- Map showing Khajuha (#554) in Khiron CD block
- Khajuha Location in Uttar Pradesh, India
- Coordinates: 26°18′44″N 80°55′06″E﻿ / ﻿26.312352°N 80.918302°E
- Country India: India
- State: Uttar Pradesh
- District: Raebareli

Area
- • Total: 1.806 km^{2} (0.697 sq mi)

Population (2011)
- • Total: 1,260
- • Density: 698/km^{2} (1,810/sq mi)

Languages
- • Official: Hindi
- Time zone: UTC+5:30 (IST)
- Vehicle registration: UP-35

= Khajuha =

Khajuha is a village in Khiron block of Rae Bareli district, Uttar Pradesh, India. It is located 19 km from Lalganj, the tehsil headquarters. As of 2011, it has a population of 1,260 people, in 237 households. It has one primary school and no healthcare facilities.

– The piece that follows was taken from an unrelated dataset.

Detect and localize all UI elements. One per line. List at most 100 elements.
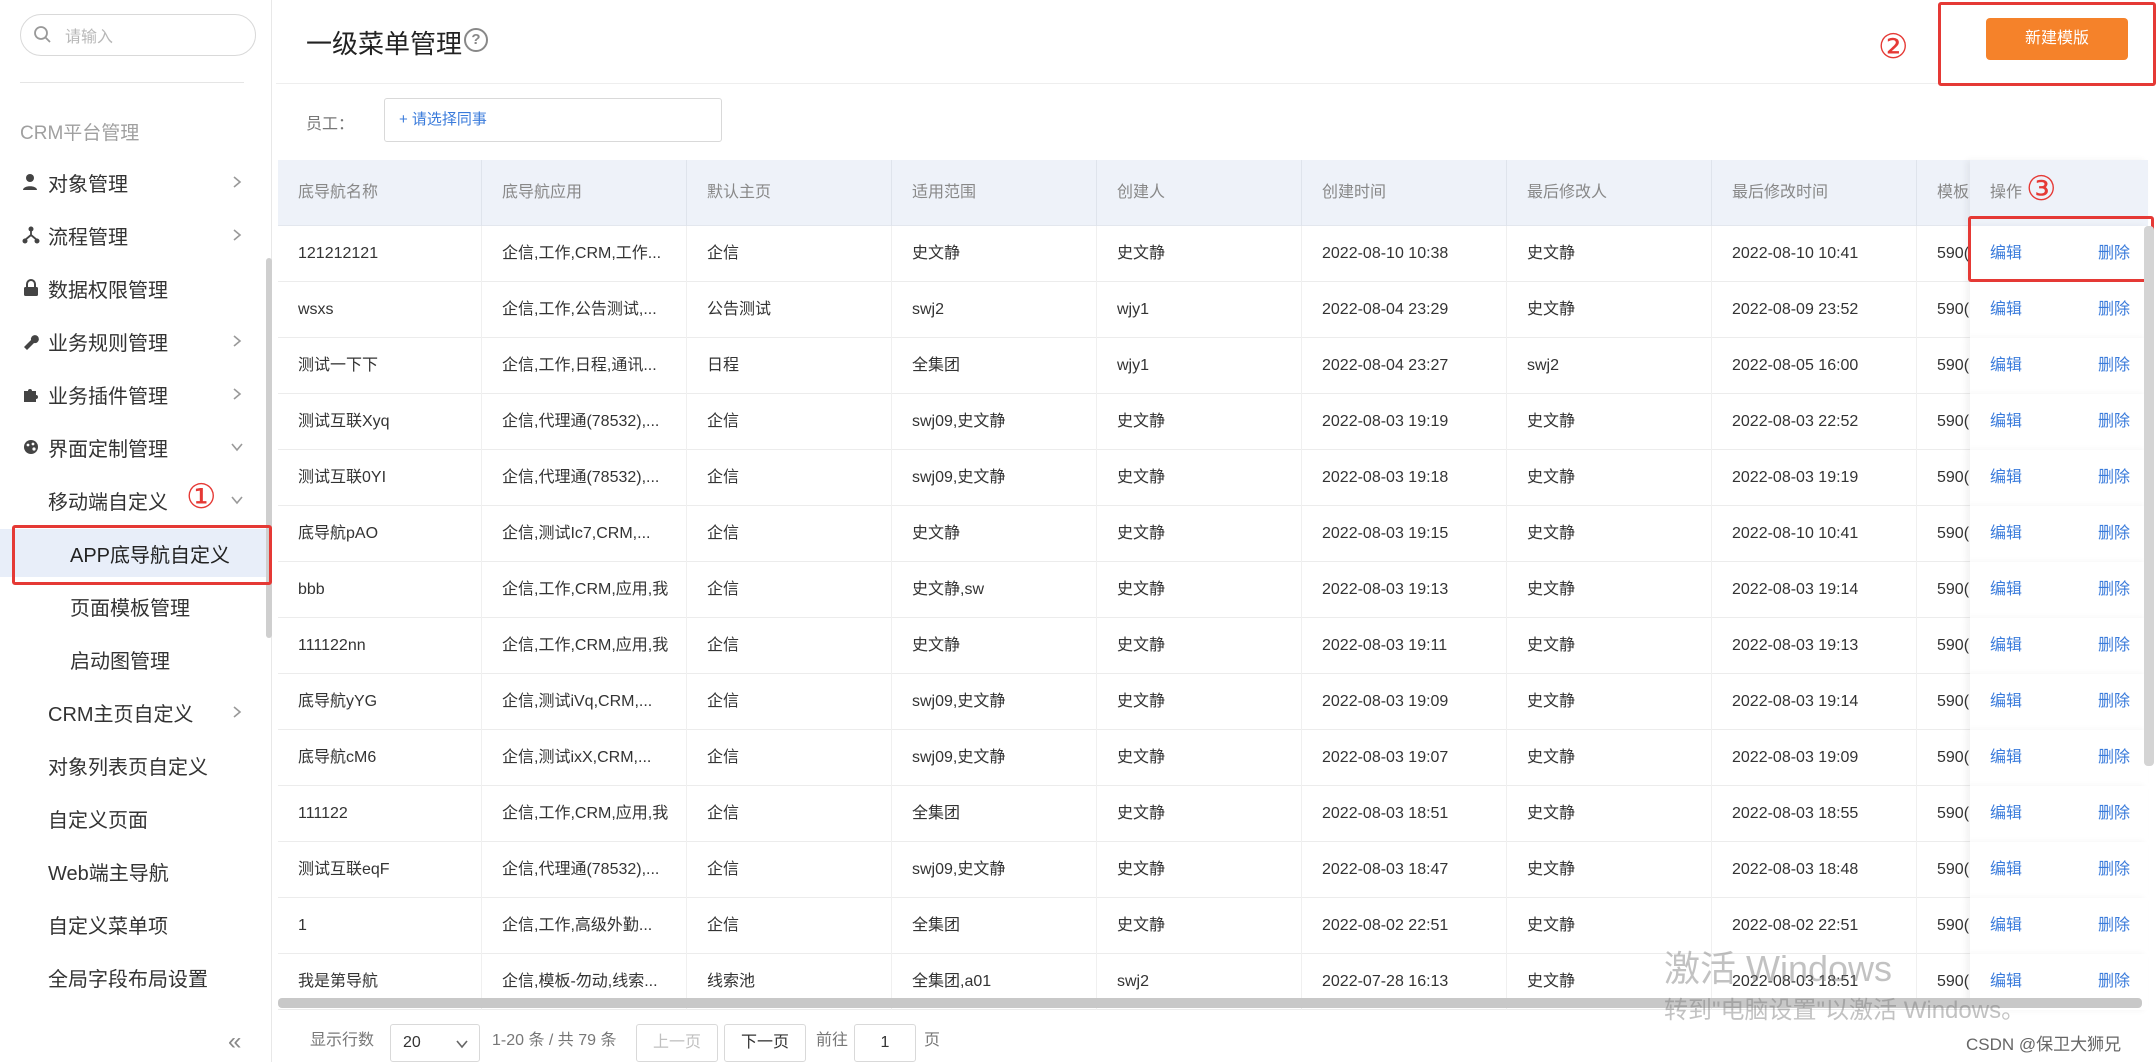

The 1961 census recorded Khajuha as comprising 3 hamlets, with a total population of 501 people (253 male and 248 female), in 93 households and 85 physical houses. The area of the village was given as 425 acres.

The 1981 census recorded Khajuha as having a population of 701 people, in 112 households, and having an area of 180.49 hectares. The main staple foods were given as wheat and rice.